The trouble with collectors is most of us do not behave as we are supposed to. We are supposed to buy the most desirable coins first in the best condition that we can afford, classic coins in other words.
Instead, we tend to put away a hodgepodge of coins. We do this because they happened to be the most accessible to us at the time we acquired them.
I began collecting coins in 1963 in the usual way: I was trying to fill a Whitman album, which at the time was for cents 1941 to date. I did so. If I counted right, there were 66 cents in the set. I paid face value for all of them. None is uncirculated. My investment is 66 cents. Current value is 66 cents. If the government ever allows melting of cents again, I might get double that amount, or $1.32.
According to the Bureau of Labor Statistics, every cent I put away in 1963 had a purchasing power of 7.6519 current cents.
My conclusion: I lost money.
Hop ahead to 1969. I was working on Jefferson nickels, which I had started the year before. I paid $12.50 for a BU 1950-D. The BLS says that $12.50 would have a purchasing power of $79.75125, or 6.3801 times the original sum today.
The current price in MS-65 is $25.
My conclusion: I lost money.
I purchased a three-coin BU set of Columbia, S.C., half dollars for $180 because I was mesmerized by the low mintages and the possibilities offered by commemorative half dollars.
I quickly realized that even though I could scrape up the funds to buy the set that I so desperately wanted, I really did not have the means to collect all commemoratives. Today, if I add the MS-65 prices of the PDS coins together, I get a value of $990. That is 5.5 times the original investment, but less than the 6.3801 needed to keep even in purchasing power.
That makes it easier to report that I have not had those coins for more than 35 years as they helped pay my way through college. As I recall, I received more than I paid for them, so I was happy. I did get a degree, so I received value for my money in that way.
I was pulling silver coins out of my change as fast as my paper route budget would allow. Let’s take 1967 as a typical year. Any coin I put aside for face value had silver in it worth $1.293 at the Treasury controlled price ($2.17 an ounce at the high after the market was freed). Any of these that I still have now have a silver value of 16.76 times $1.293, so I made money as the calculator says I need 7.0104 times the original price to break even. Of course, many of those coins also are long gone as life’s bills intervened.

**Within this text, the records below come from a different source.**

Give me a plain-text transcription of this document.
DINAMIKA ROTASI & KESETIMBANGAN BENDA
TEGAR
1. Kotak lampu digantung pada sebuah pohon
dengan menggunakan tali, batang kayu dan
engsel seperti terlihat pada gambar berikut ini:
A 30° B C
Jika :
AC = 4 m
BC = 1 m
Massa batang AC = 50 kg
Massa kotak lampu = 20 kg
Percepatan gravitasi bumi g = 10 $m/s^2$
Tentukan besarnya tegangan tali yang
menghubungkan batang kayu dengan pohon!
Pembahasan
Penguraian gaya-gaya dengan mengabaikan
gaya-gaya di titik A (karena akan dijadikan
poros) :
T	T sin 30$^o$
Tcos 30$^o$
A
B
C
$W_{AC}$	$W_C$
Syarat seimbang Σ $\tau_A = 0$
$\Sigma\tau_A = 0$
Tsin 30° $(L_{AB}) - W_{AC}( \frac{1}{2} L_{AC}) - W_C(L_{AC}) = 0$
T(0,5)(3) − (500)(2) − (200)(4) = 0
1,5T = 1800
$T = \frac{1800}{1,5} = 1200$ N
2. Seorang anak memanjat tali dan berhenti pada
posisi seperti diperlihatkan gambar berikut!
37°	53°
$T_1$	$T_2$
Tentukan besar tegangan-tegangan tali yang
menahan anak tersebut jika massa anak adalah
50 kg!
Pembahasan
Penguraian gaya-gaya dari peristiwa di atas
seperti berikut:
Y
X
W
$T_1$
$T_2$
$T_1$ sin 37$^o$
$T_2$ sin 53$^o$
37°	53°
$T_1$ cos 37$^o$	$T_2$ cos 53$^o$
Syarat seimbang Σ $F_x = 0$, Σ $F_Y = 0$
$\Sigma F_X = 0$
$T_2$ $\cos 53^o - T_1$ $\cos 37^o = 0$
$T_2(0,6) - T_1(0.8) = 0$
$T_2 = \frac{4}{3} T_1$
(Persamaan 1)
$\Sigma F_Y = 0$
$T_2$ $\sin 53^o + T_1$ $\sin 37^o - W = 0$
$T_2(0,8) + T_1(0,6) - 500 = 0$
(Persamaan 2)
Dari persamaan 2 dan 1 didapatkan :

So what should I have done?
I should have purchased the VG 1804 Bust quarter in the Sept. 16, 1963, Connecticut Valley Coin Co. ad in Numismatic News for $125. It is now $6,750, or 54 times its original value. But back then I didn’t know what Bust quarters were. I didn’t have $125, either. Collecting the right way was not an option. It looks like I spent many years not collecting the right way – but I had great fun doing it.